Thanks to the gracious invitation from my Screenwriting Research Network colleague Paolo Russo – and a grant he was able to procure (and in the before-Covid time) I was able to spend a week at Oxford Brookes University working with the screenwriting masters students in Paolo’s course. At the culmination of the week, I gave this lecture on how writers rooms worked in the States.
Transcript:
…and to their credit, everybody in the room is kind of like “Oh duh yeah, why didn’t we think of that.

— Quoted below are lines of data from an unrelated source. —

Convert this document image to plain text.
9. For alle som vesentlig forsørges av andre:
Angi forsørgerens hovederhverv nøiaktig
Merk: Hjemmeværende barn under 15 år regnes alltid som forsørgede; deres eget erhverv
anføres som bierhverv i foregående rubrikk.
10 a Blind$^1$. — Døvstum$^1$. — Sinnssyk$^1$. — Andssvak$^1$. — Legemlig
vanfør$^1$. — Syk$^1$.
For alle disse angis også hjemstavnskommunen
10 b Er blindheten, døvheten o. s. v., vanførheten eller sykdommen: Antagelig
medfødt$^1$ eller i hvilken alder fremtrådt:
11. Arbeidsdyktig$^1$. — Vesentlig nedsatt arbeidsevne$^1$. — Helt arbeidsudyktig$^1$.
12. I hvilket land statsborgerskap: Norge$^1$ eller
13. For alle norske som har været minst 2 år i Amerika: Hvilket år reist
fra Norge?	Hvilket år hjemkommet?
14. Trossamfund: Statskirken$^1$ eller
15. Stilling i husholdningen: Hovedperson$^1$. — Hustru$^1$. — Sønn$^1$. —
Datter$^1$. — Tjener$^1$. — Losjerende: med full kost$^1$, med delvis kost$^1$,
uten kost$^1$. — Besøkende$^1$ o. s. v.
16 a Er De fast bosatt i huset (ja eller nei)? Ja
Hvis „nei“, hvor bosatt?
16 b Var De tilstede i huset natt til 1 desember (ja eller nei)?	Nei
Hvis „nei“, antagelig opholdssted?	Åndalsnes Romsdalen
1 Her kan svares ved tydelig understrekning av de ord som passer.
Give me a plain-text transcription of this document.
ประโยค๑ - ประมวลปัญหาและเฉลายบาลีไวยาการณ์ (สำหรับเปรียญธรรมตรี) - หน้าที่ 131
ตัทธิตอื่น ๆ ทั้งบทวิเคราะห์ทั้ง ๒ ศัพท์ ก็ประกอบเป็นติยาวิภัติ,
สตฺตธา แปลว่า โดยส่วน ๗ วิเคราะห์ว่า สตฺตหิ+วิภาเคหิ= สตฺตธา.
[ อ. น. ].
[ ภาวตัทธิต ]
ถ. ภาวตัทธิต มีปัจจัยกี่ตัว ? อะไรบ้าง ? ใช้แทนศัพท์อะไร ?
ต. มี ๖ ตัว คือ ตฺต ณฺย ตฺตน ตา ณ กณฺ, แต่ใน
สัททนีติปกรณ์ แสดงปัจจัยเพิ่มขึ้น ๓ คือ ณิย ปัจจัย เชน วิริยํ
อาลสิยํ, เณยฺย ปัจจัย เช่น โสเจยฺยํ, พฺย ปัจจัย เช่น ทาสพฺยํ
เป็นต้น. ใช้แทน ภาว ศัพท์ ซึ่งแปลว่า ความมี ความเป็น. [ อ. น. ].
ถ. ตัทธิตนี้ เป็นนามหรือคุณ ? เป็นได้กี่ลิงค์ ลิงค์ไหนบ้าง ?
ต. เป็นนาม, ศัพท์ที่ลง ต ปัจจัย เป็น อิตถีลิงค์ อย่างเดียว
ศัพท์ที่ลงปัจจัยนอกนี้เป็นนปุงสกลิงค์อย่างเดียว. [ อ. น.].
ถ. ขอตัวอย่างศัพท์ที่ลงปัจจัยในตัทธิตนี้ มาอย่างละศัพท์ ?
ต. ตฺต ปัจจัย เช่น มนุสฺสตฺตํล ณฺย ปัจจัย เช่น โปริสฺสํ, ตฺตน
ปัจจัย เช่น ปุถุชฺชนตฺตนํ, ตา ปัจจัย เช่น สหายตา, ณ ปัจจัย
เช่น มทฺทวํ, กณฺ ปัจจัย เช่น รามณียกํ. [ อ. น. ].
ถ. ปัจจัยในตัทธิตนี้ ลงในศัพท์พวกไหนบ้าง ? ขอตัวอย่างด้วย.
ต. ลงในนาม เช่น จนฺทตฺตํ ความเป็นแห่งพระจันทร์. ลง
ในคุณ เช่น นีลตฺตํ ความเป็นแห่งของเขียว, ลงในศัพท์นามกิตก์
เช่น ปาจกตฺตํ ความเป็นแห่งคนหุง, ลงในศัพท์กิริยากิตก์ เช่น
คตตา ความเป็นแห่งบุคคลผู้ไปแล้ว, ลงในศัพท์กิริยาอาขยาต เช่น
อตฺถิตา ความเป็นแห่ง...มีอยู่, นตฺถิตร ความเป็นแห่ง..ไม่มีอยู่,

Okay,” but a production problem. Della Reese was actually a minister in a church in Los Angeles and we filmed this in Utah. So she was given every Friday to fly back to LA to run her church for the weekend and then she’d come back Monday morning. So she didn’t work a day and a half of every week and so she couldn’t be in as many scenes as Roma Downey could. So immediately the supervising producer who’s in charge of scheduling shot that down and said “No we can’t do it,” and I thought damn, make me mad. I’m going to have to call my friend and say You’re going to hate this episode. Don’t watch it.” right and then I said “What if we asked Della if this particular week she would work a couple of extra days for the chance to play this character instead of that character” and they’re like “It can’t hurt to ask,” and you know to not play a maid she gave us another couple of extra days. So it was a move in the right direction right that had to be brought up. You have to think about it. Then you have to talk people into it. Persuasive speech is a good class to take if you want to be a writer in a writer’s room.